Ed de Moel

Child Ballads - Additions and Corrections

29. The Boy and the Mantle

P. 269 b. Stones. Add the Magnet, Orpheus de Lapidibus, Leipsic, 1764, Hamberger, p. 318, translated by Erox, De Gemmis, cap. 25; and the Agate, "Albertus Magnus, De Mineralibus, 1. II, sect, ii, c. 7:" cited by Du Méril, Floire et Blanceflor, p. clxvi. G.L.K.

269 b, third paragraph. See the English Flor and Blancheflor, ed. Hausknecht, 1885, p. 189, vv. 715-20.

270 b, the first paragraph. Add: Grimm, Deutsche Mythologie, p. 931, ed. 1876. "Ebenso tragt die in dische Mariatale, so lang ihre Gedanken rein sind, ohne Gefäss das zu Kugeln geballte Wasser:" Kinderund Hausmärchen, III, 2C4, 9, ed. 1856. See Benfey, Orient und Occident, I, 719ff, II, 97. F. Liebrecht. For the Mariatale story (from P. Sonnerat, Voyage aux Indes Orientales, etc.), see 'Paria,' in Goethes lyrische Gedichte, erlautert von H. Düntzer, II, 449 ff, ed. 1875.

The dragon kept by the priests of Lanuvian Juno ate honey-cakes from the hands of pure maids who went down into its cave, but twined round the unchaste and bit them: Aelian, Hist. An., xi, 6, Propertius, iv (v), 8. See Die Jungfernprobe in der Drachenhöhle zu Lanuvium, C. A. Böttiger's Kleine Schriften, I, 178 ff. G.L.K.

Note f. In the English 'Virgilius' it is a brass serpent with the same property: Thorns, A Collection of Early Prose Romances, II, p. 34 of Virgilius, ed. 1827: cited by Sir Walter Scott, 'Sir Tristrem,' p. 432, ed. 1833, apropos of the trick of the shameless Ysonde. G.L.K.

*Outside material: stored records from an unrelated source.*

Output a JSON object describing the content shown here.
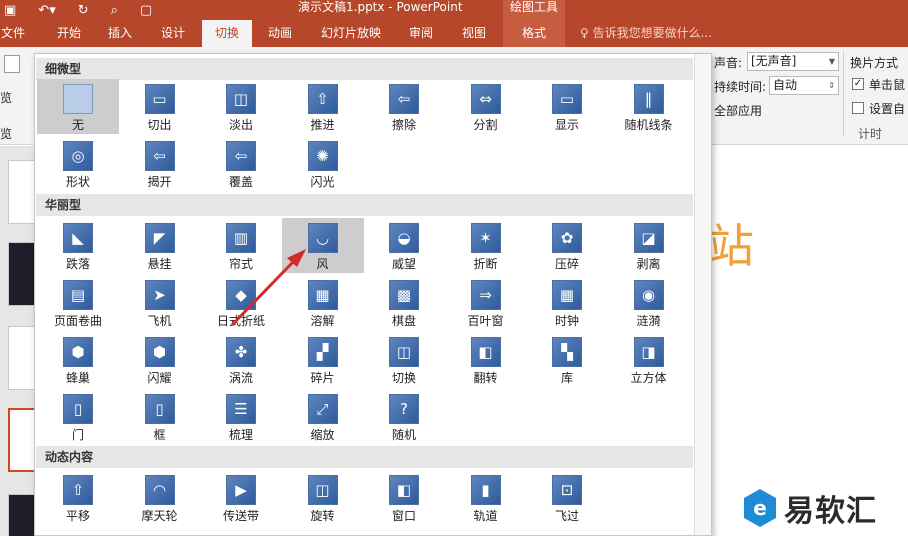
{
  "titlebar": {
    "doc_title": "演示文稿1.pptx - PowerPoint",
    "contextual_group": "绘图工具"
  },
  "tabs": [
    {
      "label": "文件"
    },
    {
      "label": "开始"
    },
    {
      "label": "插入"
    },
    {
      "label": "设计"
    },
    {
      "label": "切换"
    },
    {
      "label": "动画"
    },
    {
      "label": "幻灯片放映"
    },
    {
      "label": "审阅"
    },
    {
      "label": "视图"
    },
    {
      "label": "格式"
    }
  ],
  "tell_me": "告诉我您想要做什么...",
  "ribbon": {
    "preview_label": "览",
    "preview_label2": "览",
    "sound_label": "声音:",
    "sound_value": "[无声音]",
    "duration_label": "持续时间:",
    "duration_value": "自动",
    "apply_all": "全部应用",
    "advance_title": "换片方式",
    "on_click": "单击鼠",
    "after": "设置自",
    "timing_group": "计时"
  },
  "slide_text": "站",
  "gallery": {
    "sections": [
      {
        "title": "细微型",
        "items": [
          "无",
          "切出",
          "淡出",
          "推进",
          "擦除",
          "分割",
          "显示",
          "随机线条",
          "形状",
          "揭开",
          "覆盖",
          "闪光"
        ]
      },
      {
        "title": "华丽型",
        "items": [
          "跌落",
          "悬挂",
          "帘式",
          "风",
          "威望",
          "折断",
          "压碎",
          "剥离",
          "页面卷曲",
          "飞机",
          "日式折纸",
          "溶解",
          "棋盘",
          "百叶窗",
          "时钟",
          "涟漪",
          "蜂巢",
          "闪耀",
          "涡流",
          "碎片",
          "切换",
          "翻转",
          "库",
          "立方体",
          "门",
          "框",
          "梳理",
          "缩放",
          "随机"
        ]
      },
      {
        "title": "动态内容",
        "items": [
          "平移",
          "摩天轮",
          "传送带",
          "旋转",
          "窗口",
          "轨道",
          "飞过"
        ]
      }
    ]
  },
  "watermark": "易软汇",
  "colors": {
    "accent": "#b7472a",
    "icon_blue": "#2f5b9b",
    "arrow": "#d32b2b"
  }
}
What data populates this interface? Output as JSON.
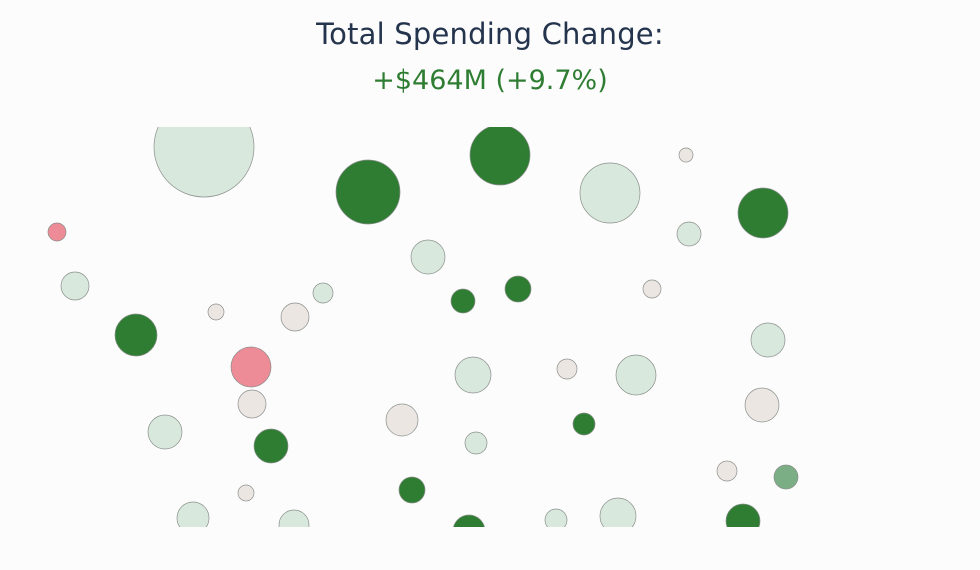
{
  "header": {
    "title": "Total Spending Change:",
    "summary": "+$464M (+9.7%)"
  },
  "chart_data": {
    "type": "scatter",
    "encoding": "bubble size = spending amount; bubble color = spending change",
    "colors": {
      "strong_increase": "#2e7d32",
      "moderate_increase": "#7bae84",
      "slight_increase": "#d8e8dc",
      "neutral": "#ece6e3",
      "decrease": "#ed8b96",
      "stroke": "#8a8f8b"
    },
    "bubbles": [
      {
        "size": 50,
        "color": "slight_increase"
      },
      {
        "size": 32,
        "color": "strong_increase"
      },
      {
        "size": 30,
        "color": "strong_increase"
      },
      {
        "size": 30,
        "color": "slight_increase"
      },
      {
        "size": 7,
        "color": "neutral"
      },
      {
        "size": 9,
        "color": "decrease"
      },
      {
        "size": 25,
        "color": "strong_increase"
      },
      {
        "size": 17,
        "color": "slight_increase"
      },
      {
        "size": 12,
        "color": "slight_increase"
      },
      {
        "size": 14,
        "color": "slight_increase"
      },
      {
        "size": 10,
        "color": "slight_increase"
      },
      {
        "size": 12,
        "color": "strong_increase"
      },
      {
        "size": 13,
        "color": "strong_increase"
      },
      {
        "size": 8,
        "color": "neutral"
      },
      {
        "size": 9,
        "color": "neutral"
      },
      {
        "size": 14,
        "color": "neutral"
      },
      {
        "size": 21,
        "color": "strong_increase"
      },
      {
        "size": 20,
        "color": "decrease"
      },
      {
        "size": 14,
        "color": "neutral"
      },
      {
        "size": 18,
        "color": "slight_increase"
      },
      {
        "size": 10,
        "color": "neutral"
      },
      {
        "size": 20,
        "color": "slight_increase"
      },
      {
        "size": 17,
        "color": "slight_increase"
      },
      {
        "size": 17,
        "color": "slight_increase"
      },
      {
        "size": 16,
        "color": "neutral"
      },
      {
        "size": 17,
        "color": "neutral"
      },
      {
        "size": 17,
        "color": "strong_increase"
      },
      {
        "size": 11,
        "color": "slight_increase"
      },
      {
        "size": 11,
        "color": "strong_increase"
      },
      {
        "size": 10,
        "color": "neutral"
      },
      {
        "size": 8,
        "color": "neutral"
      },
      {
        "size": 12,
        "color": "moderate_increase"
      },
      {
        "size": 13,
        "color": "strong_increase"
      },
      {
        "size": 16,
        "color": "slight_increase"
      },
      {
        "size": 15,
        "color": "slight_increase"
      },
      {
        "size": 11,
        "color": "slight_increase"
      },
      {
        "size": 18,
        "color": "slight_increase"
      },
      {
        "size": 16,
        "color": "strong_increase"
      },
      {
        "size": 17,
        "color": "strong_increase"
      }
    ]
  }
}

271 a. Aqua potationis domini: see, also, Konrad von Fussesbrunnen, Die Kindheit Jesu, ed. Kochendorffer, Quellen u. Forschungen, XLIII, p. 81 f, vv. 573-88, 617-21, 673 ff. G.L.K.

A stunned white elephant will be resuscitated if touched by the hand of a chaste woman. A king's eighty thousand wives, and subsequently all the women in his capital, touch the elephant without effect. A serving-woman, devoted to her husband, touches the elephant, and it rises in sound health and begins to eat. Katha-sarit-sagara, Book VII, ch. 36, Tawney's translation, p. 329 f: H.H. Wilson's Essays, II, 129f. ('In the 115th Tale of the Gesta Romanorum, we read that two chaste virgins were able to lull to sleep and kill an elephant that no one else could approach." Tawney's note.) C.R. Lanman.